Mittlerweile möge der Leser sich mit einigen unbestimmten Gedanken und Ansichten von unserer Seite begnügen, da wir ihm kein festes Urtheil darüber vorzulegen haben.

Wir möchten sagen, daß der Hauptvorzug, den wir an Novalis bemerkt haben, seine uns wahrhaft wunderbare Subtilität des Verstandes ist, seine Fähigkeit, fortwährend zu abstrahiren und die tiefsten und flüchtigsten Ideen durch ihre tausendfachen Irrgänge gleichsam mit Luchsaugen und bis an die äußersten Grenzen des menschlichen Denkens zu verfolgen. Er war in der Mathematik wohl bewandert und, wie sich leicht voraussetzen läßt, ein großer Freund dieser Wissenschaft; aber seine Begabung war eine noch weit höhere und schönere, als die zur Mathematik erforderliche, wo der Geist vom Anfange des Euclid an bis zum Ende des Laplace mit sichtbaren Symbolen, mit untrüglichen Werkzeugen des Denkens versehen wird, ja wo er, wenigstens bei dem, was man die höhere Mathematik nennt, oft wenig mehr als eine mechanische Aussicht über diese Werkzeuge zu üben hat.
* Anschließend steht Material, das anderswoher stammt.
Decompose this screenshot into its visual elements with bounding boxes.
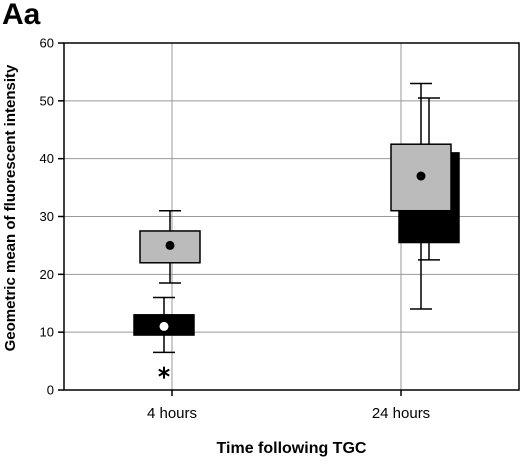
box-group xyxy=(390,82,452,310)
x-axis-label: Time following TGC xyxy=(216,440,367,457)
mean-marker xyxy=(159,321,169,331)
box-group xyxy=(133,296,195,379)
x-tick-label: 24 hours xyxy=(372,405,430,422)
outlier-stroke xyxy=(158,368,170,377)
mean-marker xyxy=(416,171,426,181)
y-tick-label: 30 xyxy=(40,209,54,224)
mean-marker xyxy=(165,240,175,250)
y-tick-label: 40 xyxy=(40,151,54,166)
axis-ticks: 0 10 20 30 40 50 60 4 hours 24 hours xyxy=(40,36,431,423)
boxes xyxy=(133,82,460,379)
panel-label: Aa xyxy=(2,0,41,31)
box-group xyxy=(139,209,201,284)
y-tick-label: 20 xyxy=(40,267,54,282)
y-tick-label: 0 xyxy=(47,383,54,398)
x-tick-label: 4 hours xyxy=(147,405,197,422)
outlier-marker xyxy=(158,366,170,379)
y-tick-label: 50 xyxy=(40,93,54,108)
y-tick-label: 10 xyxy=(40,325,54,340)
y-tick-label: 60 xyxy=(40,36,54,51)
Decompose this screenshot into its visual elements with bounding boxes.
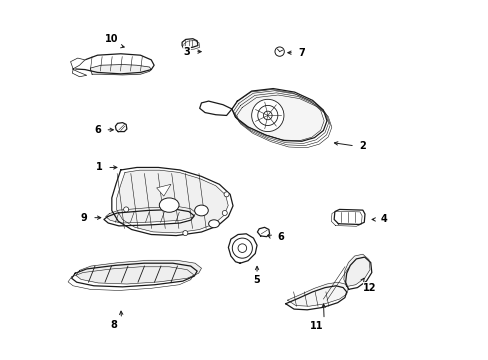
Text: 11: 11 xyxy=(309,321,322,331)
Polygon shape xyxy=(105,207,196,223)
Text: 8: 8 xyxy=(110,320,117,330)
Polygon shape xyxy=(70,58,85,69)
Polygon shape xyxy=(73,54,154,74)
Polygon shape xyxy=(72,69,86,77)
Text: 6: 6 xyxy=(94,125,101,135)
Polygon shape xyxy=(182,39,198,48)
Circle shape xyxy=(222,211,227,216)
Text: 12: 12 xyxy=(363,283,376,293)
Polygon shape xyxy=(112,167,233,235)
Polygon shape xyxy=(231,90,324,141)
Circle shape xyxy=(238,244,246,252)
Polygon shape xyxy=(104,210,194,226)
Text: 10: 10 xyxy=(105,35,118,44)
Text: 9: 9 xyxy=(81,213,87,222)
Polygon shape xyxy=(199,101,231,116)
Text: 4: 4 xyxy=(380,215,387,224)
Polygon shape xyxy=(343,254,369,287)
Polygon shape xyxy=(333,210,364,225)
Polygon shape xyxy=(345,257,371,289)
Polygon shape xyxy=(231,89,326,141)
Text: 7: 7 xyxy=(298,48,305,58)
Polygon shape xyxy=(257,227,269,237)
Polygon shape xyxy=(115,123,126,132)
Circle shape xyxy=(274,47,284,56)
Polygon shape xyxy=(183,41,199,50)
Polygon shape xyxy=(156,184,171,196)
Circle shape xyxy=(257,105,277,126)
Circle shape xyxy=(183,230,187,235)
Polygon shape xyxy=(76,260,201,284)
Text: 5: 5 xyxy=(253,275,260,285)
Polygon shape xyxy=(285,286,346,310)
Text: 2: 2 xyxy=(359,141,366,151)
Circle shape xyxy=(232,238,252,258)
Circle shape xyxy=(224,192,228,197)
Circle shape xyxy=(123,207,128,212)
Ellipse shape xyxy=(208,220,219,228)
Circle shape xyxy=(251,99,284,132)
Circle shape xyxy=(263,111,271,120)
Polygon shape xyxy=(287,282,348,306)
Polygon shape xyxy=(228,234,257,263)
Polygon shape xyxy=(90,64,151,75)
Polygon shape xyxy=(117,170,228,233)
Polygon shape xyxy=(72,263,197,287)
Text: 1: 1 xyxy=(96,162,102,172)
Ellipse shape xyxy=(159,198,179,212)
Ellipse shape xyxy=(194,205,208,216)
Text: 3: 3 xyxy=(183,46,190,57)
Text: 6: 6 xyxy=(276,232,283,242)
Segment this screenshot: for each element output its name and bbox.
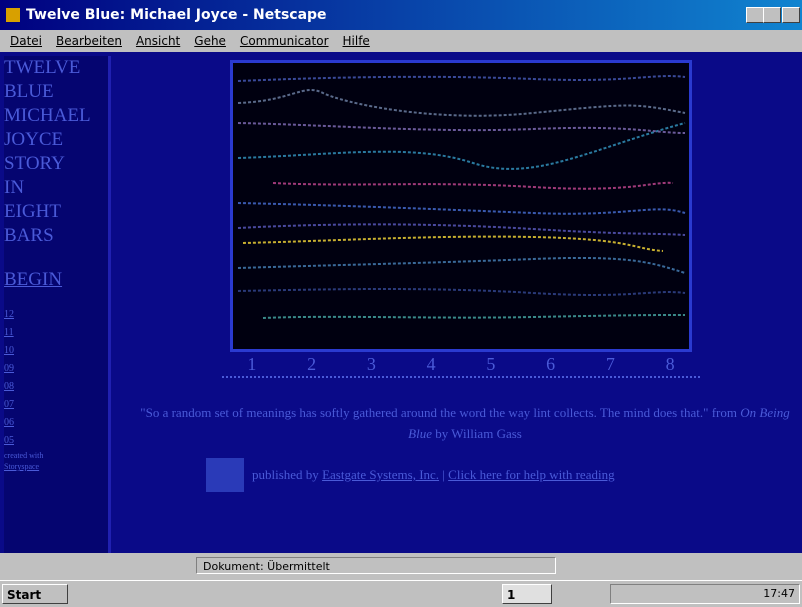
title-line: JOYCE xyxy=(4,128,108,152)
title-line: MICHAEL xyxy=(4,104,108,128)
thread xyxy=(238,123,685,133)
quote-author: by William Gass xyxy=(432,426,522,441)
thread xyxy=(273,183,673,189)
section-link[interactable]: 11 xyxy=(4,324,108,342)
section-link[interactable]: 10 xyxy=(4,342,108,360)
menu-item[interactable]: Bearbeiten xyxy=(56,30,122,52)
task-button[interactable]: 1 xyxy=(502,584,552,604)
footer-text: published by xyxy=(252,467,322,482)
section-link[interactable]: 06 xyxy=(4,414,108,432)
app-icon xyxy=(6,8,20,22)
bar-link[interactable]: 4 xyxy=(427,354,436,376)
title-line: TWELVE xyxy=(4,56,108,80)
storyspace-link[interactable]: Storyspace xyxy=(4,461,108,472)
menu-item[interactable]: Hilfe xyxy=(343,30,370,52)
title-line: BLUE xyxy=(4,80,108,104)
menu-item[interactable]: Gehe xyxy=(194,30,226,52)
quote-text: "So a random set of meanings has softly … xyxy=(140,405,740,420)
title-bar: Twelve Blue: Michael Joyce - Netscape xyxy=(0,0,802,30)
footer: published by Eastgate Systems, Inc. | Cl… xyxy=(206,458,766,492)
quote: "So a random set of meanings has softly … xyxy=(130,402,800,444)
bar-links: 1 2 3 4 5 6 7 8 xyxy=(222,354,700,378)
title-line: STORY xyxy=(4,152,108,176)
section-link[interactable]: 09 xyxy=(4,360,108,378)
bar-link[interactable]: 3 xyxy=(367,354,376,376)
screen: Twelve Blue: Michael Joyce - Netscape Da… xyxy=(0,0,802,606)
taskbar: Start 1 17:47 xyxy=(0,580,802,607)
created-with: created with xyxy=(4,450,108,461)
begin-link[interactable]: BEGIN xyxy=(4,268,108,292)
status-bar: Dokument: Übermittelt xyxy=(0,553,802,580)
threads xyxy=(233,63,689,349)
bar-link[interactable]: 7 xyxy=(606,354,615,376)
bar-link[interactable]: 2 xyxy=(307,354,316,376)
thread xyxy=(238,123,685,169)
thread xyxy=(238,258,685,273)
thread xyxy=(238,76,685,81)
title-line: BARS xyxy=(4,224,108,248)
thread-image[interactable] xyxy=(230,60,692,352)
eastgate-logo[interactable] xyxy=(206,458,244,492)
publisher-link[interactable]: Eastgate Systems, Inc. xyxy=(322,467,439,482)
bar-link[interactable]: 1 xyxy=(247,354,256,376)
thread xyxy=(238,289,685,295)
section-link[interactable]: 07 xyxy=(4,396,108,414)
separator: | xyxy=(439,467,448,482)
maximize-button[interactable] xyxy=(763,7,781,23)
minimize-button[interactable] xyxy=(746,7,764,23)
bar-link[interactable]: 6 xyxy=(546,354,555,376)
section-link[interactable]: 05 xyxy=(4,432,108,450)
thread xyxy=(238,203,685,214)
system-tray: 17:47 xyxy=(610,584,800,604)
section-link[interactable]: 08 xyxy=(4,378,108,396)
thread xyxy=(263,315,685,318)
thread xyxy=(238,224,685,235)
section-link[interactable]: 12 xyxy=(4,306,108,324)
start-button[interactable]: Start xyxy=(2,584,68,604)
bar-link[interactable]: 5 xyxy=(486,354,495,376)
title-line: IN xyxy=(4,176,108,200)
help-link[interactable]: Click here for help with reading xyxy=(448,467,614,482)
menu-item[interactable]: Communicator xyxy=(240,30,329,52)
status-text: Dokument: Übermittelt xyxy=(196,557,556,574)
title-line: EIGHT xyxy=(4,200,108,224)
clock: 17:47 xyxy=(763,587,795,600)
window-title: Twelve Blue: Michael Joyce - Netscape xyxy=(26,0,327,30)
thread xyxy=(243,237,663,251)
close-button[interactable] xyxy=(782,7,800,23)
menu-item[interactable]: Datei xyxy=(10,30,42,52)
menu-item[interactable]: Ansicht xyxy=(136,30,180,52)
thread xyxy=(238,90,685,116)
menu-bar: Datei Bearbeiten Ansicht Gehe Communicator Hi… xyxy=(0,30,802,52)
bar-link[interactable]: 8 xyxy=(666,354,675,376)
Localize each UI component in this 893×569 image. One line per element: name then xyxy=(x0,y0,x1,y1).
Diese Fähigkeit zum abstracten Denken ist, wenn sie so sicher und klar ist, wie wir sie zuweilen bei Novalis finden, eine viel höhere und seltnere. Ihr Element ist nicht Mathematik, sondern jene Mathesis, von welcher man gesagt hat, daß mancher große Rechner nicht einmal einen Begriff von ihr habe.

In dieser Fähigkeit aber liegt, so weit logische und nicht moralische Fähigkeit in Frage kommt, die Summe alles philosophischen Talents, welches Talent demgemäß Novalis nach unserer Ansicht in einem sehr hohen Grade besaß, in einem höheren, als fast irgend ein moderner Schriftsteller, den wir kennen gelernt.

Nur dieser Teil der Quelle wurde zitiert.